She had no intention of eloping, of getting married. She just wanted to escape the humiliation of failing an examination.

She ran away because she knew not running away would destroy her. She was up against Gangtok’s gossip mill. Her getting inadequate grades in an exam would be entangled with tales of affairs, alcohol, drugs, pregnancy, and depression. She’d forever be the girl who failed.

Ram and she first went to the Green Hotel, where Ram was putting up, grabbed his bag, and reserved a taxi to Phuntsholing, in Bhutan. During the journey, Bhagwati frequently looked back, sometimes in fear and sometimes in hope, to check if they were being followed.

Life, as she knew it, was over.

Once on the other side of the border, she called home, praying Manasa would pick up.

“Some people saw you with a man,” Manasa whispered. “They told Aamaa you eloped with him. Aamaa is convinced that you ran away with a Damaai.”

A month after the entire town of Gangtok pronounced her married, Bhagwati got wedded to Ram. She didn’t love him then. The love came much, much later. She got married because she couldn’t continue burdening Ram—his relatives were already asking questions.

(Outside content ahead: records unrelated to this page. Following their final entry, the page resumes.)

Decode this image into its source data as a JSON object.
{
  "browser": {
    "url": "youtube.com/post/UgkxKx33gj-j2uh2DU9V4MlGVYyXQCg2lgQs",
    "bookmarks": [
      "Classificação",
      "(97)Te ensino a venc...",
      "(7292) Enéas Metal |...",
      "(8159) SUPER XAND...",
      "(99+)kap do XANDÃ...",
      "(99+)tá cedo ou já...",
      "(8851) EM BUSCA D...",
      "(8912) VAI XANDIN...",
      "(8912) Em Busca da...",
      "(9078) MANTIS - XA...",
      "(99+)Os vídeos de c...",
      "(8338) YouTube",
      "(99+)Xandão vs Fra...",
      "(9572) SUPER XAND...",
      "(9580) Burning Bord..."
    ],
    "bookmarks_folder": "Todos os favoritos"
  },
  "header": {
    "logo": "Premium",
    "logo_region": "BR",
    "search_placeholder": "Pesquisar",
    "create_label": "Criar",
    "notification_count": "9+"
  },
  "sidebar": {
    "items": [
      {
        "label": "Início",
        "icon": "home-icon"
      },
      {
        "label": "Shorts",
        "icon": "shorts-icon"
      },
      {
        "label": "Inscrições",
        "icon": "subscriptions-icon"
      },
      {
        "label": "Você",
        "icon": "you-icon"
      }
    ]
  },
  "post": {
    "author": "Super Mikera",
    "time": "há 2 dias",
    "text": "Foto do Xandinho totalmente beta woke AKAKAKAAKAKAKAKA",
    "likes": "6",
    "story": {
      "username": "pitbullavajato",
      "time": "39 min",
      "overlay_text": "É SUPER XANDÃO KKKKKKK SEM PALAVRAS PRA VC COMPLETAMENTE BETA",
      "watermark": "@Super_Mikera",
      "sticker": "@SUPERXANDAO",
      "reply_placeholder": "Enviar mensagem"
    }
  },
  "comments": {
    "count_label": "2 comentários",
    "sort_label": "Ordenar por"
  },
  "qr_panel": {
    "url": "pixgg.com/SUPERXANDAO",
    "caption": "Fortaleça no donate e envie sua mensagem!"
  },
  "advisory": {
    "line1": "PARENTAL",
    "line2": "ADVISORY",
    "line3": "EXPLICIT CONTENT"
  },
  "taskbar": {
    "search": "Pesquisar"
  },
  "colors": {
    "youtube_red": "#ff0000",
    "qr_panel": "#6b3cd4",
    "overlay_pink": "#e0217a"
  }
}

Two days later, Manasa—the only person in the family with whom Bhagwati corresponded—called to let her know that Bhagwati’s reevaluation result was out. A 62 in math, by all means a respectable score, had earlier been mistyped as 26. The 36 in physics was still a 36, but that didn’t matter. She could fail one subject and yet pass the boards.

Bhagwati hadn’t been a failure, after all. She was married, but she had passed the examination that had pushed her to marriage.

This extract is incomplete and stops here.